Me sentía frustrado, muy enfadado, enervado y con ganas de desquitarme con algo, de… de...
—Es… es broma ¿verdad? —inquirí muy temeroso.

—Claro, niño —pronunció el tío Bill, sin apartar la mirada de la carretera y riéndose a sus anchas—. El pusilánime de tu papá jamás se ha atrevido a apostar sin ventaja.

—¡Sí, cómo no! Oye —sugirió mi padre, cambiando de tono y tema— estaba pensando…
—“No se te vaya a hacer costumbre” —Interrumpió con gracejo Bill.

—Que deberíamos volver al bosque; con las replicas; como antes, ¿Qué te parece? —Sucumbí ante el cansancio y no escuche más.


Epilogo

Jugando una tarde, con mi hermano y nuestros amigos el RE7, apenas se fueron, mi madre me confiscó la consola y el juego; según ella por jugar —yo, mi hermano y todos—, títulos no aptos para sus edades y mi madures. Me encuentro en negociaciones para recuperarla, aunque sea para jugar… lo que sea.

No puedo dormir con la luz apagada, las pesadillas todavía no cesan; pero, ¡por lo demás estoy genial!

Mi padre y el tío Bill no han dejado de echarme en cara —a escondidas de mi santa madre, claro está—, las cagadas que hice en aquel “juego”… “el juego”. Ja.

—A fin de cuentas perdiste contra la Jefa1 Final. JA, JA, JA —Se reían de mí a todo fulgor los dos hermanitos.

A lo que siempre respondía disimulando la mueca de risible ironía en mi rostro:

—Ja-ja-ja.

1 Jefa o jefe: En México, forma coloquial de llamar a los padres.


D. Leon. Mayén



Dedicatoria

Dedicado a mis hermanos, y en memoria de mis lejanos pero presentes días de la infancia a su lado, en el que fue mi hogar, en el que tuve el privilegio de conocerles; y ahora, más que eso, siendo que les considero como hermanos, familia… más allá de la distancia o la frecuencia de vernos.

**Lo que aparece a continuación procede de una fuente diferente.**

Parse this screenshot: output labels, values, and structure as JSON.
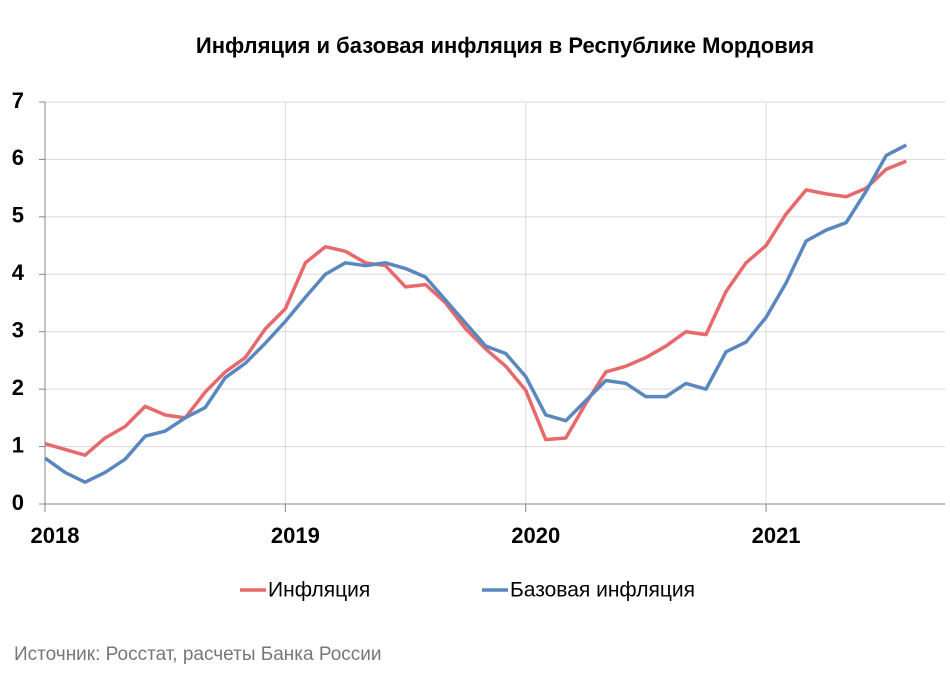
{
  "chart_data": {
    "type": "line",
    "title": "Инфляция и базовая инфляция в Республике Мордовия",
    "source": "Источник: Росстат, расчеты Банка России",
    "categories": [
      "2018",
      null,
      null,
      null,
      null,
      null,
      null,
      null,
      null,
      null,
      null,
      null,
      "2019",
      null,
      null,
      null,
      null,
      null,
      null,
      null,
      null,
      null,
      null,
      null,
      "2020",
      null,
      null,
      null,
      null,
      null,
      null,
      null,
      null,
      null,
      null,
      null,
      "2021",
      null,
      null,
      null,
      null,
      null,
      null,
      null
    ],
    "series": [
      {
        "name": "Инфляция",
        "color": "#e8696b",
        "values": [
          1.05,
          0.95,
          0.85,
          1.15,
          1.35,
          1.7,
          1.55,
          1.5,
          1.95,
          2.3,
          2.55,
          3.05,
          3.4,
          4.2,
          4.48,
          4.4,
          4.2,
          4.15,
          3.78,
          3.82,
          3.5,
          3.05,
          2.7,
          2.4,
          1.98,
          1.12,
          1.15,
          1.75,
          2.3,
          2.4,
          2.55,
          2.75,
          3.0,
          2.95,
          3.7,
          4.2,
          4.5,
          5.05,
          5.47,
          5.4,
          5.35,
          5.5,
          5.83,
          5.97
        ]
      },
      {
        "name": "Базовая инфляция",
        "color": "#5b87c0",
        "values": [
          0.8,
          0.55,
          0.38,
          0.55,
          0.78,
          1.18,
          1.27,
          1.5,
          1.68,
          2.2,
          2.45,
          2.8,
          3.18,
          3.6,
          4.0,
          4.2,
          4.15,
          4.2,
          4.1,
          3.95,
          3.55,
          3.15,
          2.75,
          2.62,
          2.22,
          1.55,
          1.45,
          1.8,
          2.15,
          2.1,
          1.87,
          1.87,
          2.1,
          2.0,
          2.65,
          2.82,
          3.25,
          3.85,
          4.58,
          4.77,
          4.9,
          5.45,
          6.07,
          6.25
        ]
      }
    ],
    "ylim": [
      0,
      7
    ],
    "yticks": [
      0,
      1,
      2,
      3,
      4,
      5,
      6,
      7
    ],
    "grid": true,
    "legend": "bottom"
  }
}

Sin ellos, puedo aseverar, en parte no sería quien soy; por esos momentos diarios jugando videojuegos y después inventando nuestras propias historias o emulando algunas hasta el aburrimiento.

¡Amigos, hermanos, gracias por su amistad duradera! También, quiero decirles que aunque todos nos hemos dispersado, unos más que otros…, esa casa “jacarandosa”, ja, ja, ja… mi casa a la que acudían casi a diario y que ahora por cuestiones de la vida no existe más como lo era, para mí… En mi forma peculiar de ver la vida, esa casa sigue y seguirá viva en mi mente, en nuestras mentes, más viva que nunca, repleta de recuerdos y momentos únicos e irrepetibles; ahora es sólo nuestra, de algún modo muy metafórico… nuestra, en el recuerdo. Quiero creer, con fervor, nuestros días entre aventuras aún no concluyen… sino que están pautados.

Debo decir que desde que abandoné esa choza rustica —ja, ja, ja— hace ya tan-tos años… hasta ahora es que afronto esa perdida, ese duelo, encarando con nostalgia y muchos sentimientos encontrados esos tiempos al escribir esta historia, ficticia y trastocando los escenarios, pero experimentando sinceras emociones al plasmarla. Y desde luego mi vida ahí… una que a veces siento perdí.


¡Y claro, un agradecimiento especial al carnalito Luis! por soportarme desde que llego a “invadir”, JA, JA, JA. Y por ser un incorregible chilletas de campeonato. ¡No cambies, campeón!